AI Filmmaking

How do you use a hand-drawn sketch as a reference to control character positioning in AI video?

Last updated June 26, 2026

To control character positioning with a hand-drawn sketch, draw the exact spatial arrangement — who is in front, where bodies make contact — and upload it to the invideo agent as a visual reference. The agent attaches the sketch plus your character sheets to an image model, returns a styled still matching your drawing, and you animate from that.

A hand-drawn sketch works as a positioning reference because it shows the model a spatial configuration that text prompts can't reliably describe — you draw the arrangement once, and the invideo agent translates it into a styled, locked still before any video is generated. invideo is an agentic video creation tool with the current image and video models available, so this whole workflow runs in one place. Use it whenever text prompts keep returning the wrong arrangement — most often multi-character contact shots: carries, props, bodies touching.

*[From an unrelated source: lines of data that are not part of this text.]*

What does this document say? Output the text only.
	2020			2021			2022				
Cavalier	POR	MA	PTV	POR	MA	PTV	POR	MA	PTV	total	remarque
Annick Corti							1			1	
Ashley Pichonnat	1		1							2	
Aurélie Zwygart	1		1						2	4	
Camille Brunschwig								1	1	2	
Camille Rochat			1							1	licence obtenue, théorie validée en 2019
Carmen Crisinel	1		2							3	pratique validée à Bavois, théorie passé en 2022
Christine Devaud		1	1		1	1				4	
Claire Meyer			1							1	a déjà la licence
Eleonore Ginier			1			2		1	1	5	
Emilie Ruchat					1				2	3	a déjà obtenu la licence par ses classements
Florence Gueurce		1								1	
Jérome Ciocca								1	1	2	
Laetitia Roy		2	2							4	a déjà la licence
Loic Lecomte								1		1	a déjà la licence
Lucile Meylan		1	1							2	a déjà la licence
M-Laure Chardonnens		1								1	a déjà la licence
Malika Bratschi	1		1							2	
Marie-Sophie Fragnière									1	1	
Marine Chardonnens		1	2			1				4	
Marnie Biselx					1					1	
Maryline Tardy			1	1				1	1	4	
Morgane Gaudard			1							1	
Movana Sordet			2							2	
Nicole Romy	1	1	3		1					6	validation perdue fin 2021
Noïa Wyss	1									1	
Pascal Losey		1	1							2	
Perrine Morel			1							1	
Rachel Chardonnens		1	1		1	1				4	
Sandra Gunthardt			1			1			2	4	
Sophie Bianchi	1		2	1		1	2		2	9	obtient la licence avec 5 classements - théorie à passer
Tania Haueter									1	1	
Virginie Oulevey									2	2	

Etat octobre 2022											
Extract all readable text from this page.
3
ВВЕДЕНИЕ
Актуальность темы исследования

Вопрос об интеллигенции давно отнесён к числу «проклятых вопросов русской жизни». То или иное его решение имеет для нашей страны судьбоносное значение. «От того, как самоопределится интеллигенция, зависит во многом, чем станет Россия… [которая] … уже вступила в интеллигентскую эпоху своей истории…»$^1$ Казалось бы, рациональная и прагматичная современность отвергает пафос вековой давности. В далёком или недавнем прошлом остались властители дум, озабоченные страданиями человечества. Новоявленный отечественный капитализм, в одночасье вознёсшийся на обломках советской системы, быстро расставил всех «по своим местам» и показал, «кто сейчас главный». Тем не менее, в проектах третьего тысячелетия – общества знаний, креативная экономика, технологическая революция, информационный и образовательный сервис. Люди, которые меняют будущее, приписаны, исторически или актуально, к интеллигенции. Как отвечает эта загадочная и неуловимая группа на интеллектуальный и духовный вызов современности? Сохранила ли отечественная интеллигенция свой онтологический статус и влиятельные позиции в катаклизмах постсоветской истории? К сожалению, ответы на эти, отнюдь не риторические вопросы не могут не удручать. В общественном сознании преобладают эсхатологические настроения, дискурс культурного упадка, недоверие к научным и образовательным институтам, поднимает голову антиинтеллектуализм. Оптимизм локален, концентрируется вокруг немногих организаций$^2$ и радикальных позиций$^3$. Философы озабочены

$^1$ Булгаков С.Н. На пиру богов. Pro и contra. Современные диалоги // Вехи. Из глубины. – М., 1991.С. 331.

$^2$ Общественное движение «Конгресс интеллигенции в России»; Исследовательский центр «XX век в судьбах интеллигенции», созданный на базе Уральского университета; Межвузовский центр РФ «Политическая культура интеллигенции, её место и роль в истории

1. Draw the arrangement, not the art. Sketch exactly how the characters relate in space: which character is in front, where the contact points are, which limbs overlap. Stick figures are enough — the sketch carries positioning information, not visual quality.

2. Get your character sheets into context first. Upload or generate multi-angle character sheets so the invideo agent knows who each figure in the drawing is — one documented production covered four characters and a prop with just 11 reference images. The sketch carries position; the sheets carry appearance — keeping those two jobs separate is what makes the result controllable.

3. Upload the sketch to the invideo agent as a visual reference. Tell it explicitly what to take and what to leave out: adopt the spatial configuration, ignore the drawing style. Stating exclusions is as important as stating inclusions — a stray instruction or wrong attachment produces completely incorrect output.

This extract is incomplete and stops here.